Let's assume we have a prehistoric wombat with a pouch that is right-side-up You could imagine that there are a few options for a new mother. She could deal with the problem of storing her young behaviorally. In other words, baked in instinct could be compensate for the poorly oriented pouch.
But it is also possible that she has specially developed muscles to hold her brood in the pouch while she is upside down. Now maybe this holding isn't perfect, maybe infants have a 50% chance of falling out..In this scenario, it's very possible that over evolutionary time, the orientation of the pouch changes. and the opening slowly rotates until it is completely upside down.
Now although I 've studied evolution in general, I don't know the specific answer to this. But I would guess that somebody is looking at the problem and trying to figure out exactly how the opening evolved that way. One way this could be done is through comparative anatomy.
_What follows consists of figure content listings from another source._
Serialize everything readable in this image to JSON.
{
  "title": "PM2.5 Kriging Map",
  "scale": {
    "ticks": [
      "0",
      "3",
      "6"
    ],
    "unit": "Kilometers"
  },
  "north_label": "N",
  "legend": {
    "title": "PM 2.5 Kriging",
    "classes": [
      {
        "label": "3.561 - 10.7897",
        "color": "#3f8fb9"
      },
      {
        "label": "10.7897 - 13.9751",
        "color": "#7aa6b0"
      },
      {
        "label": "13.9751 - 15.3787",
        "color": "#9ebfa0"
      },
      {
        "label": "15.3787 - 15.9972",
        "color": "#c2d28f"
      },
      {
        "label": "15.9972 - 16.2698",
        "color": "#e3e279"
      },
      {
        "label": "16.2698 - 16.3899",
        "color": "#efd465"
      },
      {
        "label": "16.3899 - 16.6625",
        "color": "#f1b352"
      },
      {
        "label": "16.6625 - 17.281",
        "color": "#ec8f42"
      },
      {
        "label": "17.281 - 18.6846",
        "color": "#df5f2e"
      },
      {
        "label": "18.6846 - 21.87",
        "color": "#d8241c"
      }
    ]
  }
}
But back to ID and why it is discounted in the world of grown up science. The difference here is that real science takes a problem like this and tries to figure out what the answer is through various means. What ID does is find something odd like this decide that the only way it could happen is for God to have done it, and then go out for pizza.
Basically you are arguing that the wombat pouch is irreducibly complex. But how do you demonstrate that it is. How do you prove that it could not have evolved. Just off the top of my head I have proposed a mechanism for such evolution. And I'm guessing that somebody with more expertise with wombats has a better answer than I do.
Irreducible complexity has yet to be demonstrated. And until it is demonstrated, ID is not a science.